11 ago. 2015

Pompeya: la ciudad inerte del pasado viviente, sobre el terreno

La fascinación que ejerce el yacimiento arqueológico de Pompeya no es extraña, tan solo algo morbosa. La ciudad romana mejor conservada, muerta y al mismo tiempo intacta, permite recorrer la vida cotidiana de la gente de veinte siglos atrás sin el más mínimo añadido ni reconstrucción, tal como la sepultó en pocas horas la lluvia de lava y ceniza del Vesubio el 24 de agosto del año 79 dC. Ningún otro yacimiento ha aportado tanta información directa sobre su pasado. Más de dos millones de visitantes anuales sienten en latido de la Pompeya inerte sobre el terreno, más ahora en que excavaciones y restauraciones se han visto relanzadas
con un poco más de empuje . Como si no tuviera bastante con ser el yacimiento más visitado de Italia (2,7 millones de entradas el año pasado), las exposiciones sobre los últimos hallazgos de Pompeya se multiplican por el mundo. Este año le ha tocado al propio yacimiento y al vecino Museo Arqueológico de Nápoles, que dedican hasta el próximo noviembre una exposición temporal a la influencia que la ciudad romana enterrada por el Vesubio ha ejercido en obras de arte de toda Europa, con piezas prestadas por múltiples museos.
En 1992 ya me sorprendió en Londres una exposición sobre Pompeya patrocinada por la multinacional IBM, con 200 piezas auténticas y, sobre todo, las por entonces innovadoras pantallas interactivas para recorrer virtualmente todo el yacimiento.
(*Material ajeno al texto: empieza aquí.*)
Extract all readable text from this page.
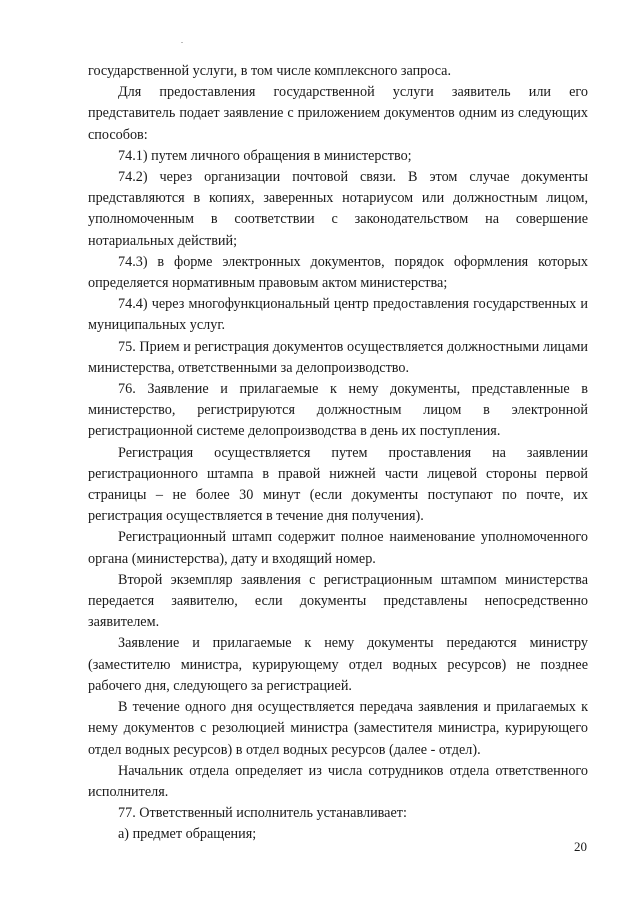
государственной услуги, в том числе комплексного запроса.

Для предоставления государственной услуги заявитель или его представитель подает заявление с приложением документов одним из следующих способов:

74.1) путем личного обращения в министерство;

74.2) через организации почтовой связи. В этом случае документы представляются в копиях, заверенных нотариусом или должностным лицом, уполномоченным в соответствии с законодательством на совершение нотариальных действий;

74.3) в форме электронных документов, порядок оформления которых определяется нормативным правовым актом министерства;

74.4) через многофункциональный центр предоставления государственных и муниципальных услуг.

75. Прием и регистрация документов осуществляется должностными лицами министерства, ответственными за делопроизводство.

76. Заявление и прилагаемые к нему документы, представленные в министерство, регистрируются должностным лицом в электронной регистрационной системе делопроизводства в день их поступления.

Регистрация осуществляется путем проставления на заявлении регистрационного штампа в правой нижней части лицевой стороны первой страницы – не более 30 минут (если документы поступают по почте, их регистрация осуществляется в течение дня получения).

Регистрационный штамп содержит полное наименование уполномоченного органа (министерства), дату и входящий номер.

Второй экземпляр заявления с регистрационным штампом министерства передается заявителю, если документы представлены непосредственно заявителем.

Заявление и прилагаемые к нему документы передаются министру (заместителю министра, курирующему отдел водных ресурсов) не позднее рабочего дня, следующего за регистрацией.

В течение одного дня осуществляется передача заявления и прилагаемых к нему документов с резолюцией министра (заместителя министра, курирующего отдел водных ресурсов) в отдел водных ресурсов (далее - отдел).

Начальник отдела определяет из числа сотрудников отдела ответственного исполнителя.

77. Ответственный исполнитель устанавливает:

а) предмет обращения;

20
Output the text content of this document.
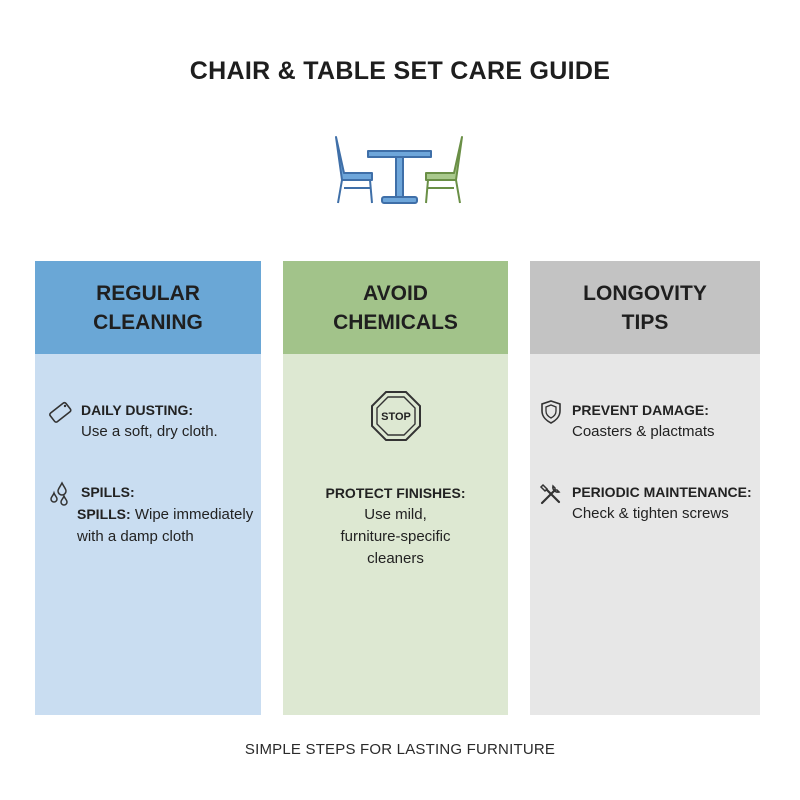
CHAIR & TABLE SET CARE GUIDE
REGULAR
CLEANING
DAILY DUSTING:
Use a soft, dry cloth.
SPILLS:
SPILLS: Wipe immediately with a damp cloth
AVOID
CHEMICALS
STOP
PROTECT FINISHES:
Use mild,
furniture-specific
cleaners
LONGOVITY
TIPS
PREVENT DAMAGE:
Coasters & plactmats
PERIODIC MAINTENANCE:
Check & tighten screws
SIMPLE STEPS FOR LASTING FURNITURE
En 2011 Pompeya volvió a sorprenderme como exposición temporal de amplio público en el Museo Maillol de París. En 2013 se desplegó de nuevo, simultáneamente, en el Museo Británico de Londres, el centro de arte Canal de Madrid y el Museo de Arte de Cleveland. 
Una capa de seis metros de ceniza sirvió durante siglos de sudario protector y permitió la prodigiosa conservación de la trama urbana con todos sus detalles, inclusive cuerpos humanos sorprendidos en el instante fatídico, moldeados en la lava petrificada. El rey borbón de Nápoles y Sicilia --futuro Carlos III de España-- encargó las primeras excavaciones al cuerpo de ingenieros del ejército español en 1748. 
Pompeya se halla bien comunicada con Roma y Nápoles. Desde la capital italiana, el tren sitúa cómodamente al viajero en Nápoles en una hora de trayecto. A continuación, los trenes locales y autobuses hasta la estación Pompei Scavi cubren el recorrido en menos de media hora. 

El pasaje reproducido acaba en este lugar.